今日は一日中雨だった。まるで梅雨の突入を予感させるような天気である。ゴウ君やうーさんのような元気な子たちにはかなりやりきれない季節だろうと思う。グリアは限りなく室内犬だけど、万が一にも雨に濡れたりするとその
身体的特徴のため大変なことになっちゃうのでグリアにも大雨の恐ろしさを叩き込んでおくことにした。
あれは僕がオーストラリアにいたときのことである。僕は山の中の自然と共に生きるという自然農法コミュニティーに滞在していた。僕は別にへんな自然主義に染まっている訳じゃないけど実家のある田舎が局地的自然主義だったので(うちは農家じゃないけど無農薬野菜が近所から供給される。そういう種類の田舎なのである。とても自然そのままの野菜をいただくことが出来たが種類が季節ごとでかなり偏っているのが難点)まあ、ただで泊めてくれるというし、しばらく旅の途中に休もうと思ったのである。その集落に滞在していたある日のこと、すごい嵐が来たのである。必要以上に自然を強調するものだからコンクリの水路とかもなくて川が氾濫して畑が大変だという。集落の男たちが土嚢を積んで氾濫を防ぐためにどんどん雨の中に出て行く。僕も
ただで泊めてもらっている手前、やっぱり行かざるを得ない。しかも若いものだから川の最前線で土嚢を積む係になったのだ。僕は川の中に立ち、後ろからバケツリレーで運ばれてくる土嚢を積んでいく。そしてどれくらいの時間が経っただろう。結構疲れてふらふらだったけど、途中で止める訳にもいかず振り返って土嚢を受け取ろうとしたら、あれ、いない?
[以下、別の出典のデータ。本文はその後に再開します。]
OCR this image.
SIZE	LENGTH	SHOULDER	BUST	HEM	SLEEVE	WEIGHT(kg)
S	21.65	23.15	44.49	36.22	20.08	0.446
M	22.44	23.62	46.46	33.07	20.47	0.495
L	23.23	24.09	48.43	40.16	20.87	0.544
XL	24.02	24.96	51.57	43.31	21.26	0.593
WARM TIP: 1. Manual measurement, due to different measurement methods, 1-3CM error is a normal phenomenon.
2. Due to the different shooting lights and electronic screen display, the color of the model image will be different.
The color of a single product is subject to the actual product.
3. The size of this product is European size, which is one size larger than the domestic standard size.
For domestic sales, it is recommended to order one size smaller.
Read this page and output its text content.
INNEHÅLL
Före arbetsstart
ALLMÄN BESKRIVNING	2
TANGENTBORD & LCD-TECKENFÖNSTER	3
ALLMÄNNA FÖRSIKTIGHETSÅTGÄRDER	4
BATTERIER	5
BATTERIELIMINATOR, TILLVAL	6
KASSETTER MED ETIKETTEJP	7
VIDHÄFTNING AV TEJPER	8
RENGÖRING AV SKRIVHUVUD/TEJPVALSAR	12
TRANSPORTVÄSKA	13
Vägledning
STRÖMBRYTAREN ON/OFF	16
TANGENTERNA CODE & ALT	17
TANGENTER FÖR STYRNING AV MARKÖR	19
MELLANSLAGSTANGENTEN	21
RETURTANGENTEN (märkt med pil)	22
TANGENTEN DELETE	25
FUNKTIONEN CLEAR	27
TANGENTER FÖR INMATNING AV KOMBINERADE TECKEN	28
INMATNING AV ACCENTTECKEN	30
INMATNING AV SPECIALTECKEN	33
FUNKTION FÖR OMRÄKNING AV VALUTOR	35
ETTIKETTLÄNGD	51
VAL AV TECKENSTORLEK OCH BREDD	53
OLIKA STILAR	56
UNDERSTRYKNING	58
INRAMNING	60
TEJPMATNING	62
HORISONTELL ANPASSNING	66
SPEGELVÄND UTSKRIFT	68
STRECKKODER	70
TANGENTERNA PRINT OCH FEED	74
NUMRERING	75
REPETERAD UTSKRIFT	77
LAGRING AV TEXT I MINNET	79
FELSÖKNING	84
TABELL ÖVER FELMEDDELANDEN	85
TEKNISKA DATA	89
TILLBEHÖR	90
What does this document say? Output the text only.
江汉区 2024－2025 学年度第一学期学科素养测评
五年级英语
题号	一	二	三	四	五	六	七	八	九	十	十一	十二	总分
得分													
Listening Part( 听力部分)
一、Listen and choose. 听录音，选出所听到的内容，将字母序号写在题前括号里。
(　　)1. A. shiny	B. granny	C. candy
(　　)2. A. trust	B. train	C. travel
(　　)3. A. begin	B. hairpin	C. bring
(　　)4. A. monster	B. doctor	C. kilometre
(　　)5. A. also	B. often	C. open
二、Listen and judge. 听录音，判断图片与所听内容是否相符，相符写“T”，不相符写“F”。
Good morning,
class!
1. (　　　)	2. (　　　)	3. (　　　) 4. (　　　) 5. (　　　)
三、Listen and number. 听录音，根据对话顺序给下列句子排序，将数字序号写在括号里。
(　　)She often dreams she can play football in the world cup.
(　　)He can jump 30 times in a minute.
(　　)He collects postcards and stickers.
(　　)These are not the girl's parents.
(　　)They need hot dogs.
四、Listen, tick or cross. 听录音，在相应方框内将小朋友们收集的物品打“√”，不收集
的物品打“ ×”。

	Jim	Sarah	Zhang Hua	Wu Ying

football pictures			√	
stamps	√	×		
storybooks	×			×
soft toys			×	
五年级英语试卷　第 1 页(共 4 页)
うわぁぁぁ、流されたー、と誰かが叫ぶ。濁流の中にさっきまで後ろにいたおっちゃんが流されていく…。そのときの僕のショックと言ったら街中で「ちょっとこの袋持ってて」と妻に言ったつもりが相手がまったくの他人だったときの約10倍だった。おっちゃんはちゃんとロープを持っていたので遠くまで流されずに助かったけど、流されることを前提とした作業だったのか、あとで「
また流されちゃったよ」とか言っていた…。
分かったかい、グリア? 大雨とか洪水は怖いんだよ。あと行き過ぎた自然主義者にも気をつけるようにね。